Oh, and one last thing. I weighed myself this morning. I was scared because being over 300 pounds again seemed inevitable. I figured I would be at 305 or even 310. But when I stepped on the scale I was horrified when it read 325 pounds! Really?!?!?! It took me two years to gain 40 pounds, and in just two months I’d gained 30 more. I am shocked. The last time I weighed 325 pounds I was on my way down, having achieved a 95 pound weight loss, heading for 100. Well, let me tell you, this stops now! Depression be damned! This is all in my mind and I need to get it straight! My decisions have shaped my current destiny, and new decisions will create my future. So that’s what I’m going to do – begin again making healthy food and exercise choices so that by summer I can feel good about my fitness level once again.

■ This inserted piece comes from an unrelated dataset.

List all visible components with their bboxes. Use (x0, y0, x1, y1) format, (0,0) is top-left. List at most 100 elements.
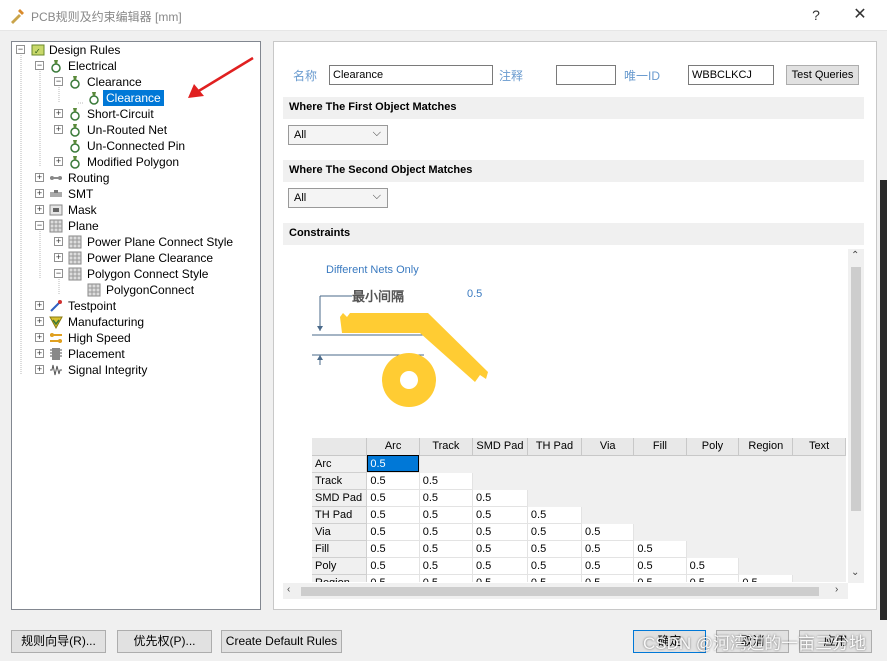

My goal: Lose 40 pounds by the end of April.

1 comment:

  1. B, I believe in you. This is a difficult journey. It is an every dang day choice, every couple of hours choice. Good for you for making the choice this day to put your health on the top of your priority list. It is best to not go this way alone, accountability is needful. You can do it, if you will do it. Stop. Challenge. Choose.